Corbett sonrió, se levantó y retiró las sábanas.
– Mira su cara con atención, Ranulfo. ¿Qué ves? Fíjate especialmente en los labios.
– Tienen una herida -Ranulfo señaló las costras de sangre-, y no muy bien curada.
– Sí, pensé en ello cuando Granvel mencionó la tintura de manzanilla. Parece como si se la hubieran frotado.
– Pero ¿Granvel dijo eso?
Corbett sacudió la cabeza.
– Mira la copa, Ranulfo. No hay ninguna marca en el borde. ¿Crees que un hombre tan limpio y preciso como Appleston se iría a dormir con una herida sangrando? Y, lo más importante -dijo Corbett mientras quitaba los cojines de debajo de la cabeza del muerto-: los cuatro estaban juntos. Corbett les dio la vuelta uno a uno y finalmente soltó un suspiro de satisfacción: en el medio de uno de los cojines había unas pequeñas manchas de sangre y trozos de costras endurecidas todavía pegadas al lino.
– El profesor Appleston no se suicidó -Corbett declaró-. Te diré lo que ha pasado, Ranulfo. Ayer por la noche alguien vino aquí, le hizo una visita amistosa, y quizá trajo consigo una jarra de vino. Quienquiera que llenara la copa de vino vertió además una poción somnífera. Appleston cayó en un profundo sueño y luego el asesino, nuestro Campanero, cogió un cojín, lo colocó sobre la cara de Appleston y lo asfixió sin más: por eso la habitación estaba cerrada con llave cuando Granvel regresó.
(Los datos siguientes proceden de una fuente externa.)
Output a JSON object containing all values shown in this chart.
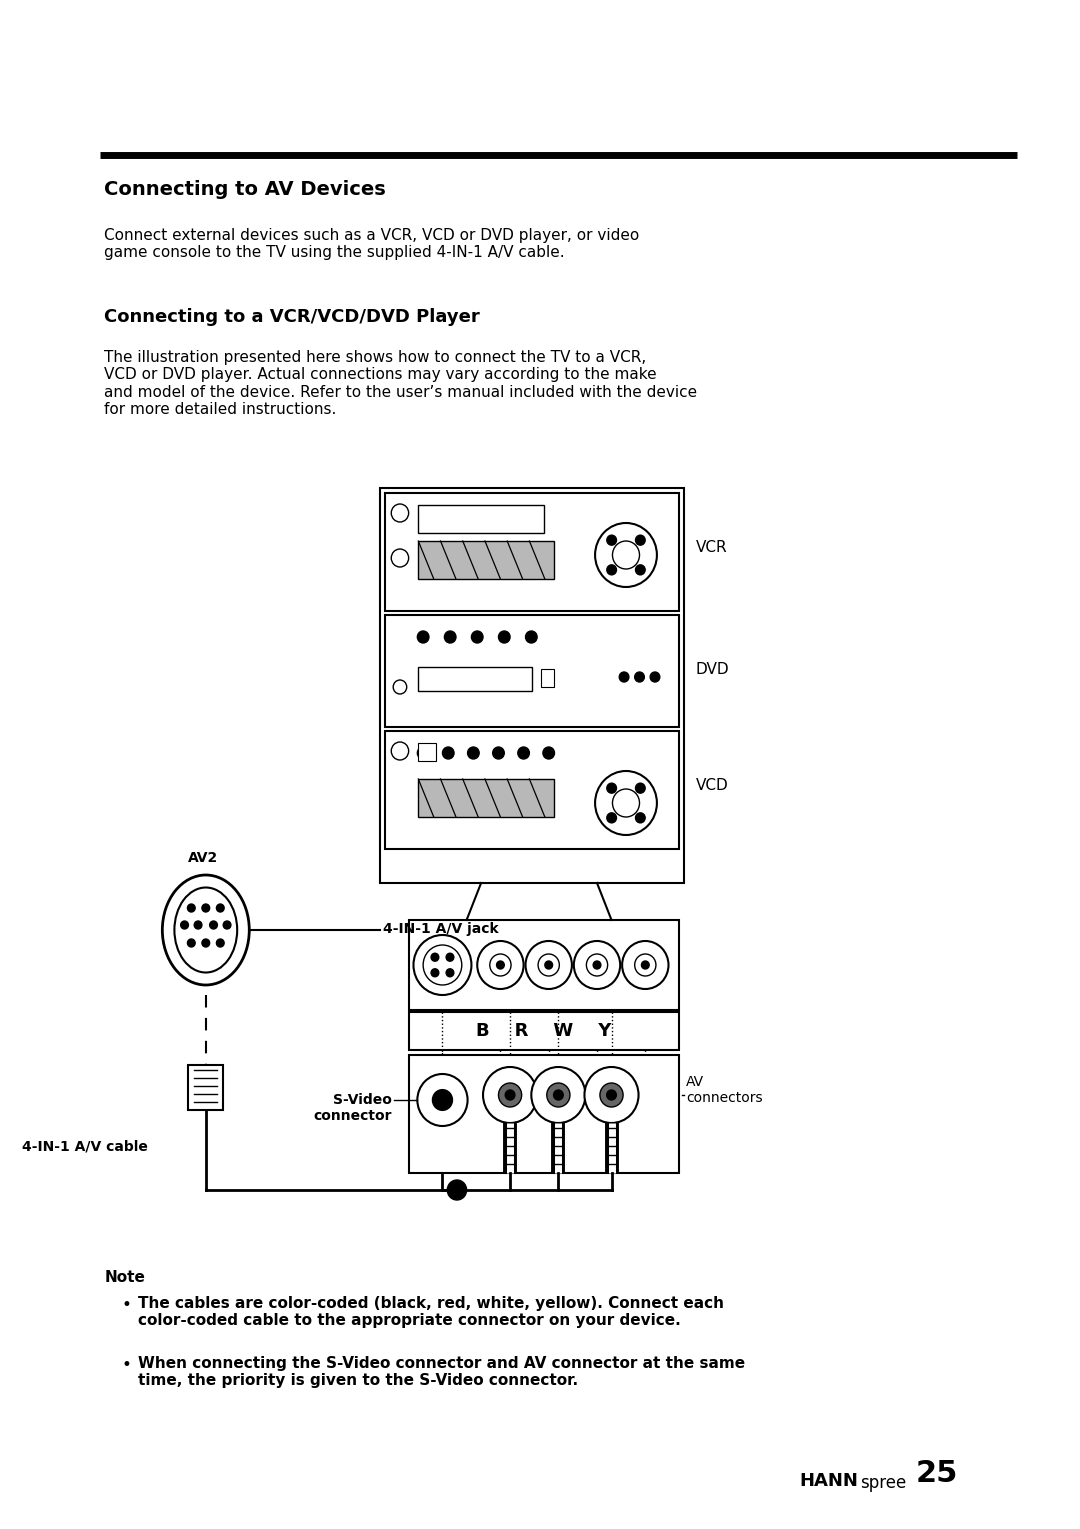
{
  "bg_color": "#ffffff",
  "title_section": "Connecting to AV Devices",
  "section2_title": "Connecting to a VCR/VCD/DVD Player",
  "body_text1": "Connect external devices such as a VCR, VCD or DVD player, or video\ngame console to the TV using the supplied 4-IN-1 A/V cable.",
  "body_text2": "The illustration presented here shows how to connect the TV to a VCR,\nVCD or DVD player. Actual connections may vary according to the make\nand model of the device. Refer to the user’s manual included with the device\nfor more detailed instructions.",
  "label_vcr": "VCR",
  "label_dvd": "DVD",
  "label_vcd": "VCD",
  "label_av2": "AV2",
  "label_4in1jack": "4-IN-1 A/V jack",
  "label_svideo": "S-Video\nconnector",
  "label_av_connectors": "AV\nconnectors",
  "label_4in1cable": "4-IN-1 A/V cable",
  "label_brwy": "B    R    W    Y",
  "note_title": "Note",
  "note_bullet1": "The cables are color-coded (black, red, white, yellow). Connect each\ncolor-coded cable to the appropriate connector on your device.",
  "note_bullet2": "When connecting the S-Video connector and AV connector at the same\ntime, the priority is given to the S-Video connector.",
  "footer_brand": "HANN",
  "footer_spree": "spree",
  "footer_page": "25"
}
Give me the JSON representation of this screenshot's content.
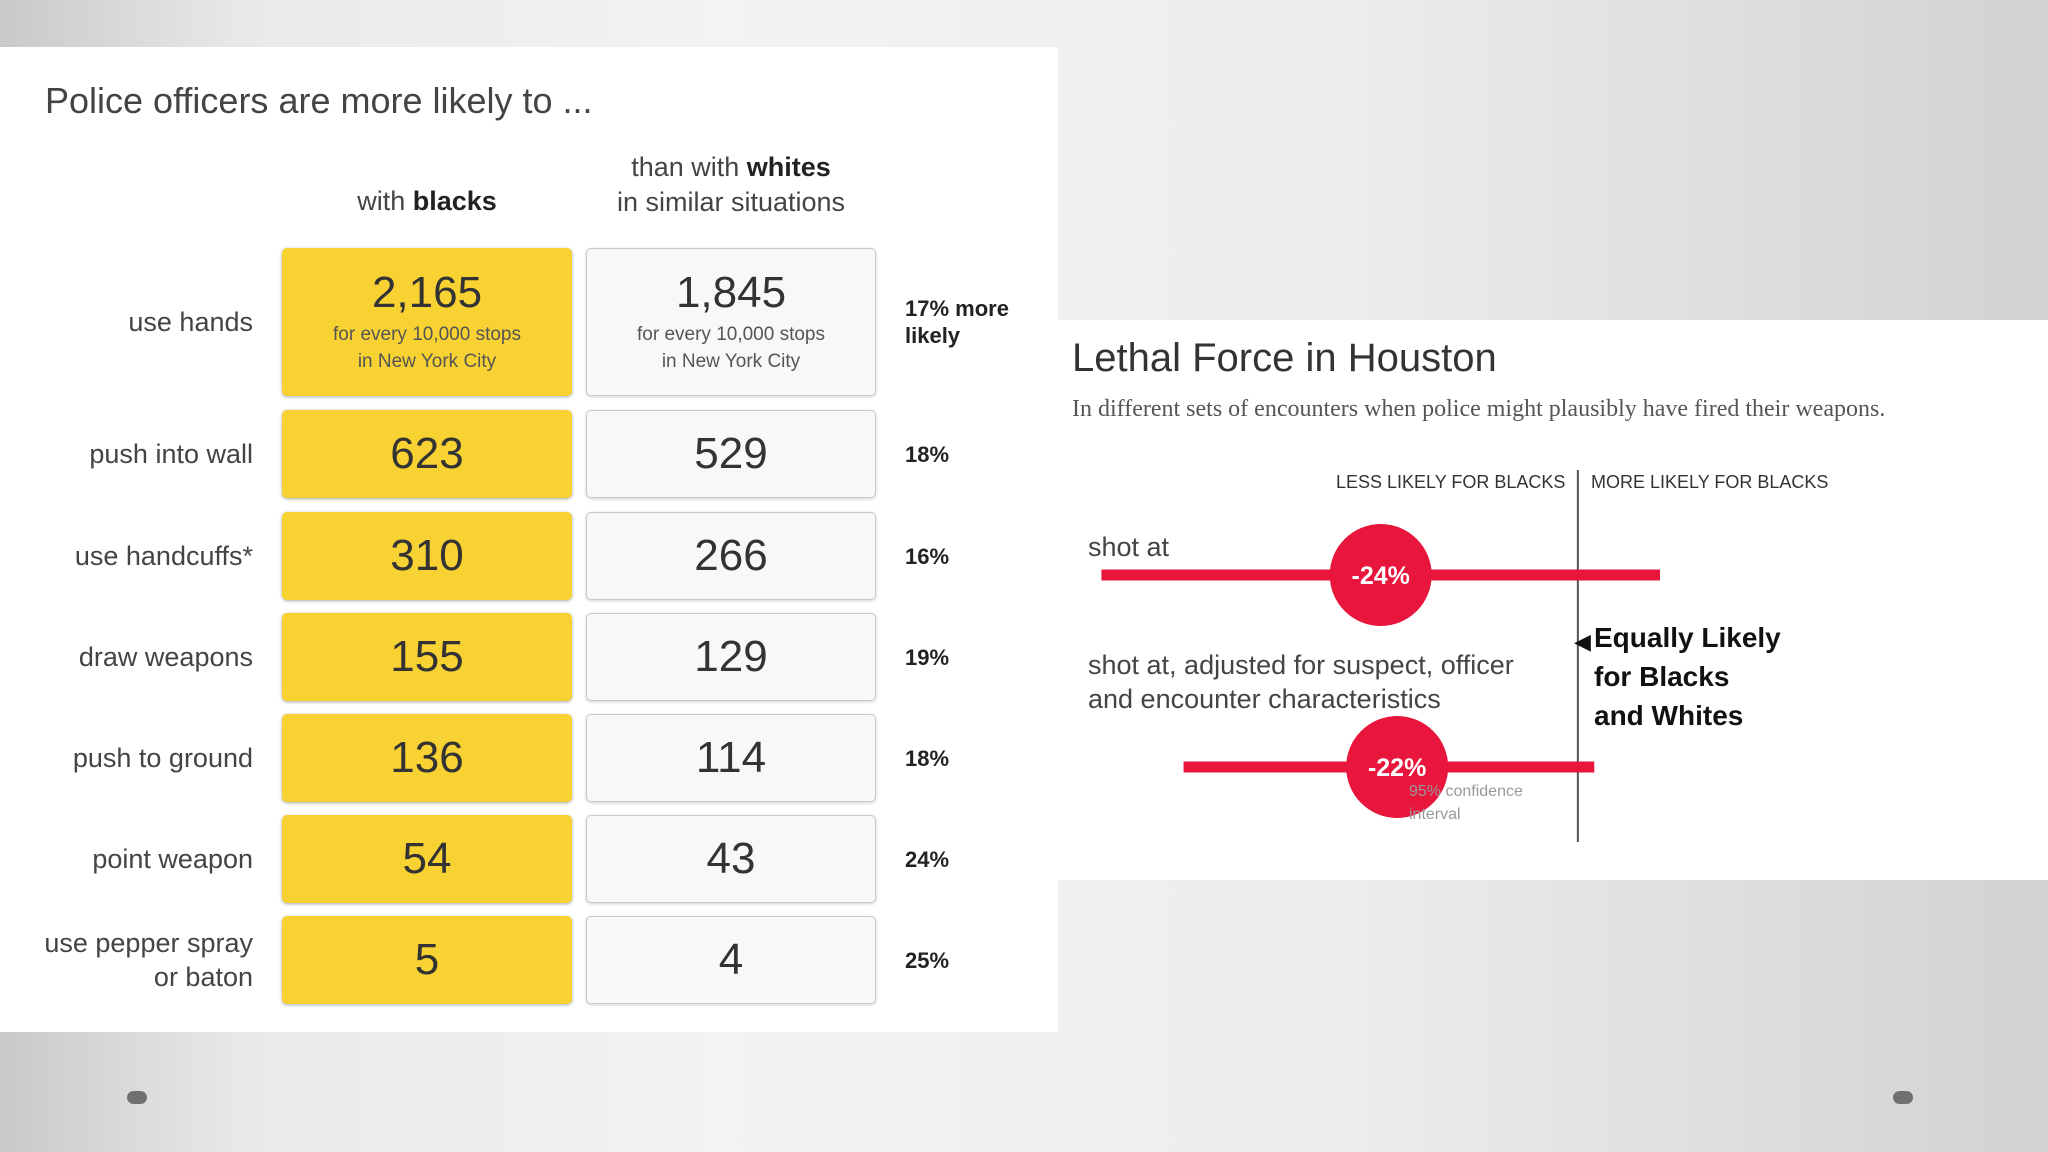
{
  "table": {
    "title": "Police officers are more likely to ...",
    "col_blacks": {
      "prefix": "with ",
      "bold": "blacks"
    },
    "col_whites": {
      "line1_prefix": "than with ",
      "line1_bold": "whites",
      "line2": "in similar situations"
    },
    "unit_line1": "for every 10,000 stops",
    "unit_line2": "in New York City",
    "rows": [
      {
        "label": "use hands",
        "label2": "",
        "blacks": "2,165",
        "whites": "1,845",
        "diff": "17% more",
        "diff2": "likely"
      },
      {
        "label": "push into wall",
        "label2": "",
        "blacks": "623",
        "whites": "529",
        "diff": "18%",
        "diff2": ""
      },
      {
        "label": "use handcuffs*",
        "label2": "",
        "blacks": "310",
        "whites": "266",
        "diff": "16%",
        "diff2": ""
      },
      {
        "label": "draw weapons",
        "label2": "",
        "blacks": "155",
        "whites": "129",
        "diff": "19%",
        "diff2": ""
      },
      {
        "label": "push to ground",
        "label2": "",
        "blacks": "136",
        "whites": "114",
        "diff": "18%",
        "diff2": ""
      },
      {
        "label": "point weapon",
        "label2": "",
        "blacks": "54",
        "whites": "43",
        "diff": "24%",
        "diff2": ""
      },
      {
        "label": "use pepper spray",
        "label2": "or baton",
        "blacks": "5",
        "whites": "4",
        "diff": "25%",
        "diff2": ""
      }
    ]
  },
  "chart_data": {
    "type": "scatter",
    "title": "Lethal Force in Houston",
    "subtitle": "In different sets of encounters when police might plausibly have fired their weapons.",
    "axis_left_label": "LESS LIKELY FOR BLACKS",
    "axis_right_label": "MORE LIKELY FOR BLACKS",
    "zero_line_value": 0,
    "xlim": [
      -60,
      10
    ],
    "series": [
      {
        "name": "shot at",
        "name2": "",
        "estimate": -24,
        "estimate_label": "-24%",
        "ci": [
          -58,
          10
        ]
      },
      {
        "name": "shot at, adjusted for suspect, officer",
        "name2": "and encounter characteristics",
        "estimate": -22,
        "estimate_label": "-22%",
        "ci": [
          -48,
          2
        ]
      }
    ],
    "note": [
      "Equally Likely",
      "for Blacks",
      "and Whites"
    ],
    "ci_note": "95% confidence interval",
    "colors": {
      "marker": "#e8163c",
      "axis": "#555555"
    }
  },
  "colors": {
    "black_cell": "#f8d132",
    "white_cell": "#f8f8f8"
  }
}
Corbett le pidió a Ranulfo que conservara la calma mientras bajaban las escaleras. Bullock estaba sentado en el recibidor con Tripham, lady Mathilda y Moth, detrás de ella como un fantasma. Churchley y Barnett estaban sentados en el alféizar de la ventana, con las cabezas juntas.
– ¿Y bien? -preguntó Bullock poniéndose en pie.
– El profesor Leonard Appleston no era el Campanero -afirmó Corbett-, ni tampoco se suicidó. No os voy a dar la prueba en la que me baso para tal afirmación. -Acarició el libro que había encontrado en la cámara de Appleston-. Ayer por la noche alguien vino, mató al pobre Appleston y se las arregló para que pareciera que era el Campanero. -Paseó la mirada entre los presentes-. Sparrow Hall es un nido de asesinos -añadió.